Não é preciso ir muito longe para enxergar o problema que Arraes e Furtado querem enfrentar. A cobertura dos atos golpistas protagonizados por Bolsonaro no 7 de Setembro estão aí para ilustrar o tamanho do buraco com clareza. Após o presidente dizer que não vai respeitar decisões do ministro Alexandre de Moraes, incitando os seus apoiadores contra o STF, apenas a Globo se referiu ao discurso como “golpista”. Na hesitação em chamar as coisas pelo nome, as concorrentes falaram em “ataque” e “crítica”.

No esforço de agradar o presidente, é preciso fazer justiça e nomear um campeão, o SBT. A emissora de Silvio Santos conseguiu superar os rivais e exibiu, ao final do seu principal telejornal, os quase 20 minutos do discurso golpista de Bolsonaro em São Paulo. Uma versão atualizada do infame quadro "A Semana do Presidente", criado na ditadura.
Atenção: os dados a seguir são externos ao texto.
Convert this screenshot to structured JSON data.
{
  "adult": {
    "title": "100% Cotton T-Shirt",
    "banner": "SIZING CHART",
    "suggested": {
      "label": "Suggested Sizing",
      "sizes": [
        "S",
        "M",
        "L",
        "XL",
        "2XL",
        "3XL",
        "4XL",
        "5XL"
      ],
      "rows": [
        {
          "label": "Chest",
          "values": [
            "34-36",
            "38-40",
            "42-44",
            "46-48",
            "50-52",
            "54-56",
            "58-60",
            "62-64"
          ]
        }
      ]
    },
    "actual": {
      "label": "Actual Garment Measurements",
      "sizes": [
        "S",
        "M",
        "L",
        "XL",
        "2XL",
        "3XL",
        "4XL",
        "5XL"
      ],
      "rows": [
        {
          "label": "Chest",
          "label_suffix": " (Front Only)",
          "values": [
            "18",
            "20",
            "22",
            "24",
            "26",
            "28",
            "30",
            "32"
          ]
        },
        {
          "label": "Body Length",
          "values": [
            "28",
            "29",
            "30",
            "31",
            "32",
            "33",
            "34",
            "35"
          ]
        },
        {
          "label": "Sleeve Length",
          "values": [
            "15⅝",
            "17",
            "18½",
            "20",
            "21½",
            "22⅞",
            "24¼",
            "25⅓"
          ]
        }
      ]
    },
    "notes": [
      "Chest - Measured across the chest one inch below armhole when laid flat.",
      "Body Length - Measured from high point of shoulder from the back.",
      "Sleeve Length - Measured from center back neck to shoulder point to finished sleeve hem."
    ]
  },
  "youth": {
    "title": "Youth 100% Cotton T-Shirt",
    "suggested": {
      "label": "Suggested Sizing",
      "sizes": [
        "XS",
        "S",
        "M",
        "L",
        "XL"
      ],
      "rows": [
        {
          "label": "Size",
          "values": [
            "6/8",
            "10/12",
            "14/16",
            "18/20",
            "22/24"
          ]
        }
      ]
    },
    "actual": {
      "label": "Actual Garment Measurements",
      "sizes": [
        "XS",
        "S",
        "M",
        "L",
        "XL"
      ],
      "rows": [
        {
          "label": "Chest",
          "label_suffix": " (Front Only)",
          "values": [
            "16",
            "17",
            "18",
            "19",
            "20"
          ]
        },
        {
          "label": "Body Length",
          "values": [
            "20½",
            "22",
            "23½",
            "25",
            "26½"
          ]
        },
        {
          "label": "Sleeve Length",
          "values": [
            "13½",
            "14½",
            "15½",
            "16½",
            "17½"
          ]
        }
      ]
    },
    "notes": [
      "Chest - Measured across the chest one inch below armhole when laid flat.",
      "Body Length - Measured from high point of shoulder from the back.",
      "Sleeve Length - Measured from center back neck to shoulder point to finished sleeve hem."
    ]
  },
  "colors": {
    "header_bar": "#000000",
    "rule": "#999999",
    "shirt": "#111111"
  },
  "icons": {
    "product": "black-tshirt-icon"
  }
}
O apresentador Bruno Peruka, do Cidade Alerta, na Record, merece menção honrosa —ele falou em “dia histórico para a democracia”.

Ao longo da peça de Arraes e Furtado, os dois personagens encontram tempo para também discutir o fim do casamento, um desvio de rota inesperado, que acrescenta humanidade ao texto —e o torna mais atraente para uma eventual encenação na TV. Ou no streaming.

Mas o foco é o jornalismo. A certa altura, Marcos e Paula concordam que Bolsonaro está se saindo melhor do que Lula no último debate, mas divergem sobre como mostrar isso. É uma discussão que evoca o erro cometido pela Globo no debate entre Collor e Lula de 1989.

“Não é hora de subir no muro, ser imparcial”, defende a jornalista. “A verdade é sempre a melhor escolha”, responde ele.

“Nós não temos o direito de tomar partido, dizer quem venceu o debate. Ser isento ou ‘justo’, como você prefere, nessa hora vai parecer que estamos apoiando um cara que foi responsável por centenas de milhares de mortes por não acreditar na vacina”, argumenta Paula.